Our New Online Power Query Course just launched this year. You’ll learn Power Query from the best in the business, two Excel MVPs Ken Puls and Miguel Escobar. We’ve included 7 Hours of Self-Paced Video over 31 Courses, with lots of example files, and a Digital Badge powered by Acclaim.

CLICK HERE to claim your spot.


We are now back in the query editor with an improved M expression that doesn’t reveal the access token. This change will allow us to share the workbook with others. New users who open the workbook will be able to edit the credentials with their token (after they obtain the token from LinkedIn API console as we did).

Let’s begin the transformation

18. Click the Expand button in the column header “company”, and click OK.
image

The Expand window gives us hint on the type of data we are going to get soon:

· Company name

· Description

· Employee-count-range (We will get the company size out of this field)

· Industries

· Locations (We will get the country codes and cities from this field)

· Specialties (This can be promising. We will be able to correlate between different specialties).

· Founded Year (Is PowerPivot adopted by old and mature consulting companies, or by younger ones?)

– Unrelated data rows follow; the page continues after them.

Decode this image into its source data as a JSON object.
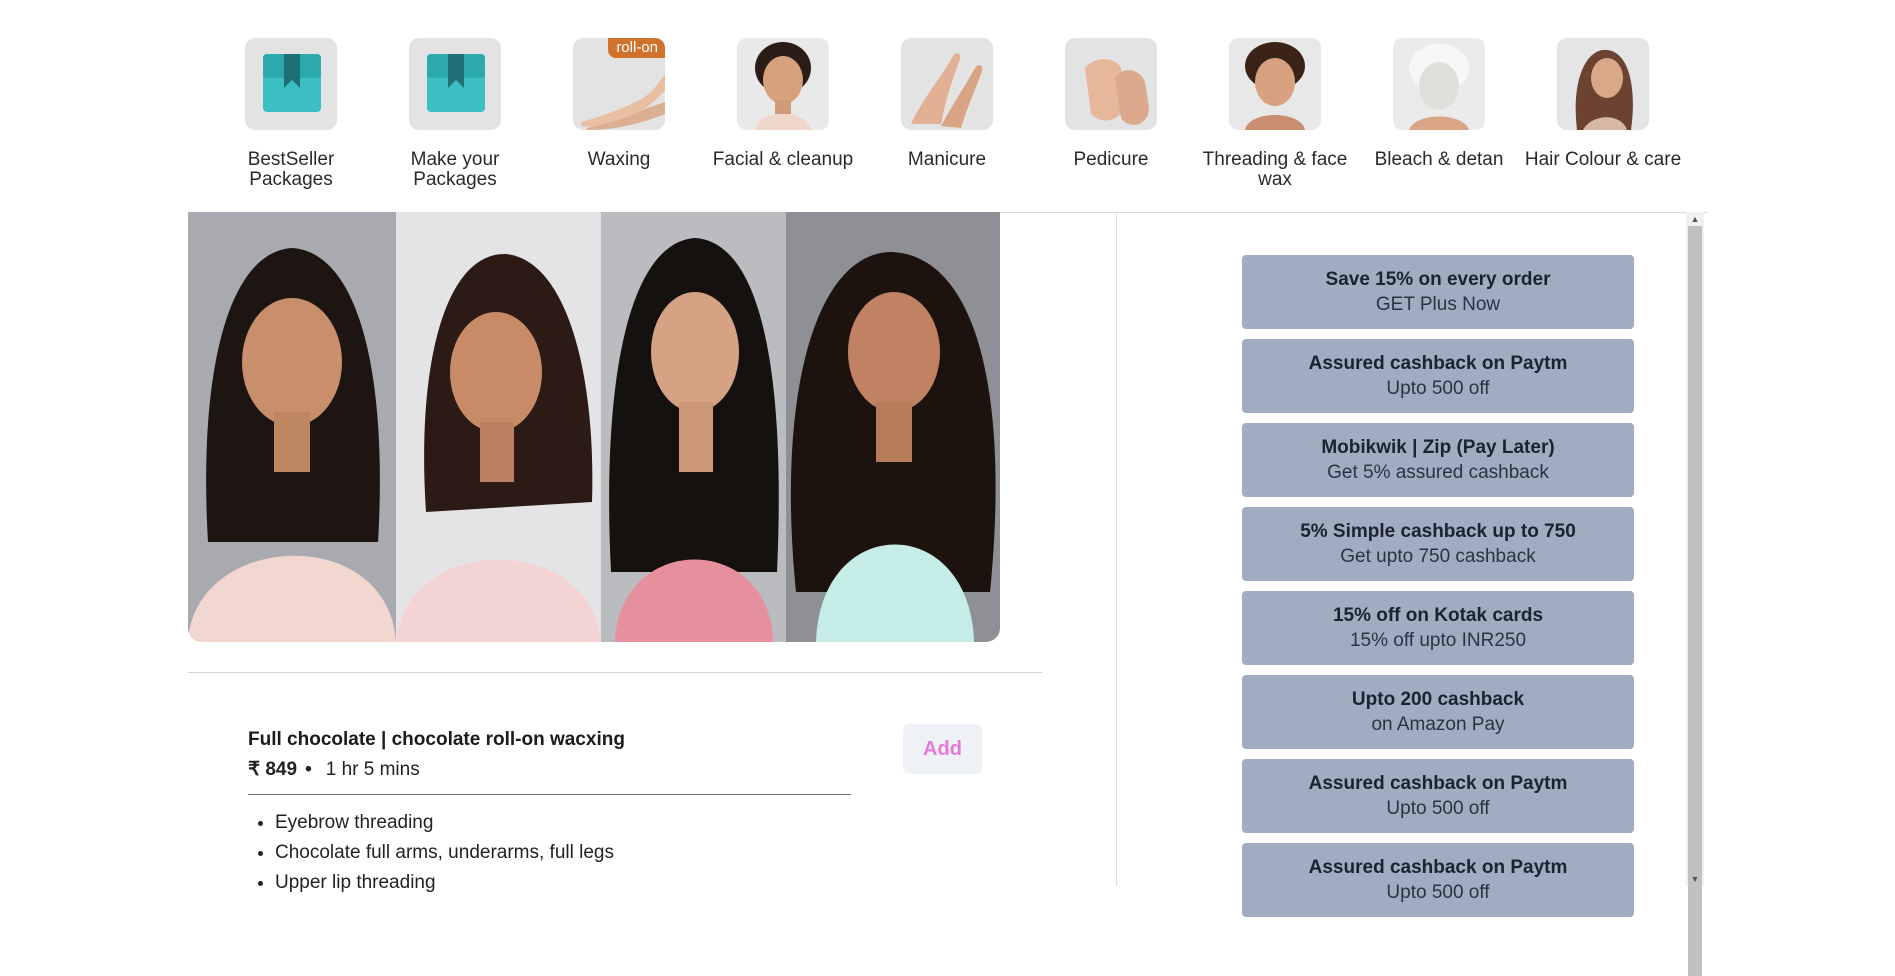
{
  "categories": [
    {
      "label": "BestSeller Packages",
      "icon": "bookmark-box-icon"
    },
    {
      "label": "Make your Packages",
      "icon": "bookmark-box-icon"
    },
    {
      "label": "Waxing",
      "tag": "roll-on",
      "icon": "legs-photo"
    },
    {
      "label": "Facial & cleanup",
      "icon": "face-photo"
    },
    {
      "label": "Manicure",
      "icon": "hands-photo"
    },
    {
      "label": "Pedicure",
      "icon": "feet-photo"
    },
    {
      "label": "Threading & face wax",
      "icon": "threading-photo"
    },
    {
      "label": "Bleach & detan",
      "icon": "face-mask-photo"
    },
    {
      "label": "Hair Colour & care",
      "icon": "hair-photo"
    }
  ],
  "service": {
    "title": "Full chocolate | chocolate roll-on wacxing",
    "price": "₹ 849",
    "bullet": "•",
    "duration": "1 hr 5 mins",
    "add_label": "Add",
    "items": [
      "Eyebrow threading",
      "Chocolate full arms, underarms, full legs",
      "Upper lip threading"
    ]
  },
  "offers": [
    {
      "title": "Save 15% on every order",
      "subtitle": "GET Plus Now"
    },
    {
      "title": "Assured cashback on Paytm",
      "subtitle": "Upto 500 off"
    },
    {
      "title": "Mobikwik | Zip (Pay Later)",
      "subtitle": "Get 5% assured cashback"
    },
    {
      "title": "5% Simple cashback up to 750",
      "subtitle": "Get upto 750 cashback"
    },
    {
      "title": "15% off on Kotak cards",
      "subtitle": "15% off upto INR250"
    },
    {
      "title": "Upto 200 cashback",
      "subtitle": "on Amazon Pay"
    },
    {
      "title": "Assured cashback on Paytm",
      "subtitle": "Upto 500 off"
    },
    {
      "title": "Assured cashback on Paytm",
      "subtitle": "Upto 500 off"
    }
  ],
  "colors": {
    "offer_bg": "#a0adc1",
    "add_text": "#e879d9",
    "tag_bg": "#d0722c",
    "package_icon": "#3bbfc2"
  }
}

Figuring out the company size

19. Click the Expand button on the column header “company.employee-count-range”. Check the field “name”, check Use original column name as prefix and click OK.
image

20. Rename column “company.employee-count-range” to “Size” (To rename the header, double click the header text and change the text).

You will notice that the column Size has a mixture of textual values. Some of those are ranges such as “2-10” or “11-50”, but there is also the value “myself only”. In the next steps we will transform this column into a column that shows the upper bound of each range (1,10,50, etc.)
image

21. Right click the header “Size” and click Replace Values…
image

22. In the Replace Values dialog, write “myself only” in the Values To Find textbox, and “1-1” in Replace With textbox. Click OK.
image

23. Right click the header “Size” and click Split Column –> By Delimiter…
image

24. In the Split a column by delimiter dialog select –Custom—in the first drop down, type “–“ in the textbox, and click OK.
image

25. We now have two new columns instead of Size: “Size.1” for the lower bound and “Size.2” for the upper bound. As we are interested in the upper bound for the company size, let’s delete “Size.1” and rename “Size.2” to “Size”.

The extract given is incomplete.